Изменить стиль страницы

18 января 1650 года по его приказу были внезапно арестованы принцы Конде, Лонгевиль и Конти.

Как и раньше, эти противозаконные действия кардинала вызвали бурный протест народа, вслед за чем стали вспыхивать один за другим мятежи, правда, на этот раз события происходили в основном в провинциях.

Тогда маршал Тюрен, приняв титул генерал-лейтенанта королевской армии, соединился с эрцгерцогом Леопольдом Вильгельмом для освобождения принцев, но, завладев многими провинциями, в декабре он все же был разбит при Ретеле войсками Мазарини.

Такой результат показался кардиналу достаточно удачным, чтобы торжественно возвратиться в Париж и твердой рукой снова взяться за бразды правления.

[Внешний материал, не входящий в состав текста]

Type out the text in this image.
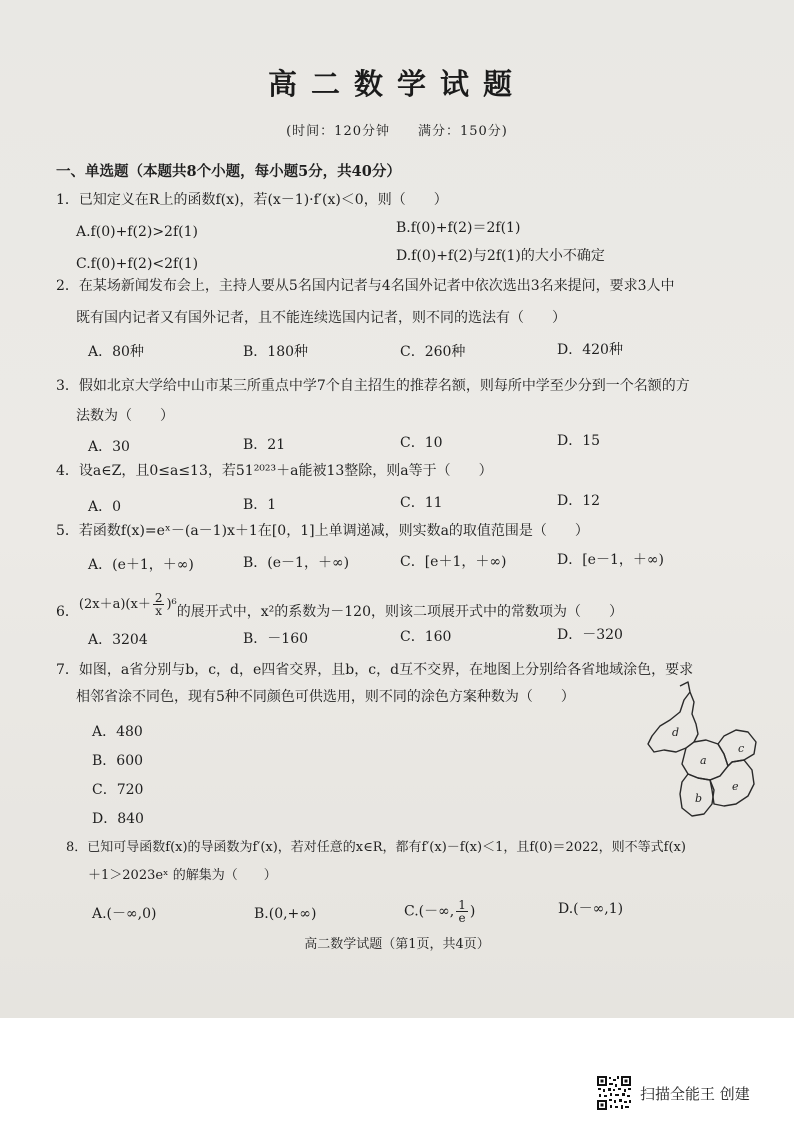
高二数学试题
(时间：120分钟　　满分：150分)
一、单选题（本题共8个小题，每小题5分，共40分）
1．已知定义在R上的函数f(x)，若(x－1)·f′(x)＜0，则（　　）
A.f(0)+f(2)>2f(1)	B.f(0)+f(2)＝2f(1)
C.f(0)+f(2)<2f(1)	D.f(0)+f(2)与2f(1)的大小不确定
2．在某场新闻发布会上，主持人要从5名国内记者与4名国外记者中依次选出3名来提问，要求3人中
既有国内记者又有国外记者，且不能连续选国内记者，则不同的选法有（　　）
A．80种	B．180种	C．260种	D．420种
3．假如北京大学给中山市某三所重点中学7个自主招生的推荐名额，则每所中学至少分到一个名额的方
法数为（　　）
A．30	B．21	C．10	D．15
4．设a∈Z，且0≤a≤13，若51²⁰²³＋a能被13整除，则a等于（　　）
A．0	B．1	C．11	D．12
5．若函数f(x)=eˣ－(a－1)x＋1在[0，1]上单调递减，则实数a的取值范围是（　　）
A．(e＋1，＋∞)	B．(e－1，＋∞)	C．[e＋1，＋∞)	D．[e－1，＋∞)
6．$(2x+a)(x+ \frac{2}{x} )^6$的展开式中，x²的系数为－120，则该二项展开式中的常数项为（　　）
A．3204	B．－160	C．160	D．－320
7．如图，a省分别与b，c，d，e四省交界，且b，c，d互不交界，在地图上分别给各省地域涂色，要求
相邻省涂不同色，现有5种不同颜色可供选用，则不同的涂色方案种数为（　　）
A．480
B．600
C．720
D．840
d
a
c
b
e
8．已知可导函数f(x)的导函数为f′(x)，若对任意的x∈R，都有f′(x)－f(x)＜1，且f(0)＝2022，则不等式f(x)
＋1＞2023eˣ 的解集为（　　）
A.(－∞,0)	B.(0,+∞)	C.(－∞, $\frac{1}{e}$ )	D.(－∞,1)
高二数学试题（第1页，共4页）
扫描全能王 创建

После краткого обзора этих исторических событий, мы продолжим наш рассказ, обратившись к тому дню, когда Мазарини с блеском въехал в Париж и прибыл в Пале-Рояль.

Анна Австрийская, разумеется, была осведомлена о всех действиях и решениях кардинала. Она с тайной радостью узнала о его возвращении и ждала его вечером в своих покоях.

Но королева-мать была, по-видимому, единственная особа, радовавшаяся возвращению кардинала, несмотря на то, что его приближенные устроили ему громкий притворно-радостный прием.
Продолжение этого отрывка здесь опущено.